When is church discipline required? The church contributes towards conviction in the life of its members in two ways: formative discipline and corrective discipline. Conviction often is the result of formative discipline in the church, which – in a church that is not afraid to speak against sin – is done through preaching and teaching. This type of discipline does not require a personal and/or public confrontation of the member. Ideally, this should be the only discipline that a church should do – just preach against sin. However, even in a church with solid biblical preaching, for some members this is not enough, and the church is then called to the second form of discipline, that is, corrective discipline. This deals with the church member who embraces a particular sin as if there was nothing wrong with it. What type of sins require such a reaction? Here are some general guidelines to consider: it is outward, ongoing, serious, and unrepentant. When sin has these characteristics, it causes harm to the person committing it, as well as to the congregation he is part of. Spreading false teachings in the church, sexual immorality, domestic violence, and breaking of criminal laws are some of the areas that require corrective discipline. While the tendency to avoid discipline finds some legitimacy in that generally people do not like confronting others with their failures, it is something the church must do. Obedience to the Word of God must always take priority over the uncomfortable nature of confronting sin.


What is the goal of church discipline? The goal is to restore the believer, to help him see what is wrong. Jesus provides the standard procedure for this in Matthew 18:15-17:


If your brother sins against you, go and tell him his fault between you and him alone. If he hears you, you have gained your brother. But if he will not hear, take with you one or two more, that ‘ ‘by the mouth of two or three witnesses every word may be established.’ ’And if he refuses to hear them, tell it to the church.
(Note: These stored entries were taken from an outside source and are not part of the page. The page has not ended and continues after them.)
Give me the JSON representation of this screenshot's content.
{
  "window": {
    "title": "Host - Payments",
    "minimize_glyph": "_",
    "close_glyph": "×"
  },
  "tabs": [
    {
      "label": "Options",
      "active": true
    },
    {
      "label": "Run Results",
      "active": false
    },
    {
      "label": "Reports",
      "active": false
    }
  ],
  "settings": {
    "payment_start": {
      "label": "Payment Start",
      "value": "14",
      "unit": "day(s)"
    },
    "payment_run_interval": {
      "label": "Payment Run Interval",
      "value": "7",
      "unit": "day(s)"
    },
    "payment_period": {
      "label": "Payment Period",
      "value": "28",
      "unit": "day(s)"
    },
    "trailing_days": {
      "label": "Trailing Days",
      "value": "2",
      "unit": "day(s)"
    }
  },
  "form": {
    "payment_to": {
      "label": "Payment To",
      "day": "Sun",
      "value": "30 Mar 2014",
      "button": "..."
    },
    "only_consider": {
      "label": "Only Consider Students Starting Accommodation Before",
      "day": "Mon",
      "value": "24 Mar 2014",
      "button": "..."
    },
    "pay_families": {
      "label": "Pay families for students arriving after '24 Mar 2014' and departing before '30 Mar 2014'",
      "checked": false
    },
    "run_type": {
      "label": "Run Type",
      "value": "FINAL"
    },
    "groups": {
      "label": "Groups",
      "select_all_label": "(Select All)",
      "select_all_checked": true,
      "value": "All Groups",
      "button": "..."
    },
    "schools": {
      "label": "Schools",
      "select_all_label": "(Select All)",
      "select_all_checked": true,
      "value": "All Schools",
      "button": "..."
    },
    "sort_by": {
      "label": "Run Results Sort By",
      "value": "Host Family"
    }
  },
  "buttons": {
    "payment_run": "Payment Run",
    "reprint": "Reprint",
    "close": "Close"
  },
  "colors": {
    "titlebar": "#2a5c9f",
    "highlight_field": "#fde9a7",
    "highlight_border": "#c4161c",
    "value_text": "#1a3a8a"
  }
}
But if he refuses even to hear the church, let him be to you like a heathen and a tax collector.

Going through these stages must be done lovingly and patiently, but it must be done. Failure to practice discipline is often justified with a desire to be as loving as possible to other Christians. However, true love never sacrifices the long-term wellbeing of a fellow believer for the sake of his/her immediate comfort. For the sake of this wellbeing, the church may even have to excommunicate a member, depending on the severity of the sin and whether he/she repents or not.
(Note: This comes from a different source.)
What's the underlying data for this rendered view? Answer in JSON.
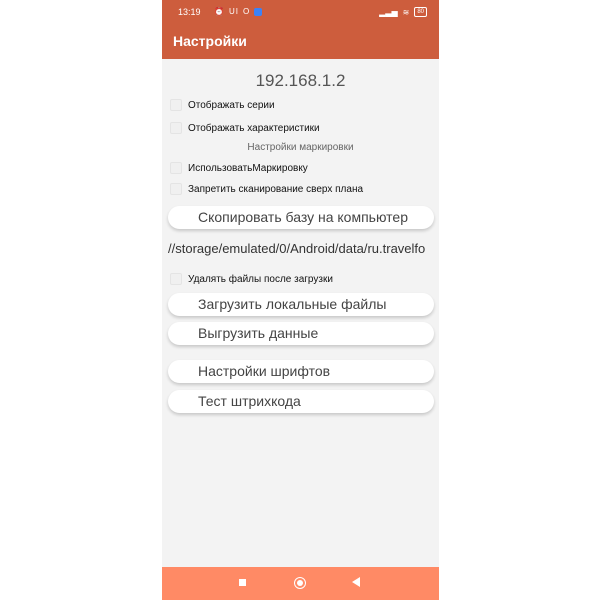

Although the biblical teaching on this issue is clear, many are reluctant to exercise discipline, invoking all sorts of excuses. It is true that believers need to avoid being judgmental, however, the failure to discipline will inevitably be destructive. As believers, we are called to pursue godliness in community, as part of a local church. It is in this type of setting that we grow, learn, receive encouragement, and are even corrected if we go astray. When we commit to membership in a church family, and sit under a proper biblical leadership structure, we are in the environment God expects us to live out our Christian calling. And, if I might add, a safe environment for worship and discipleship (Italics mine).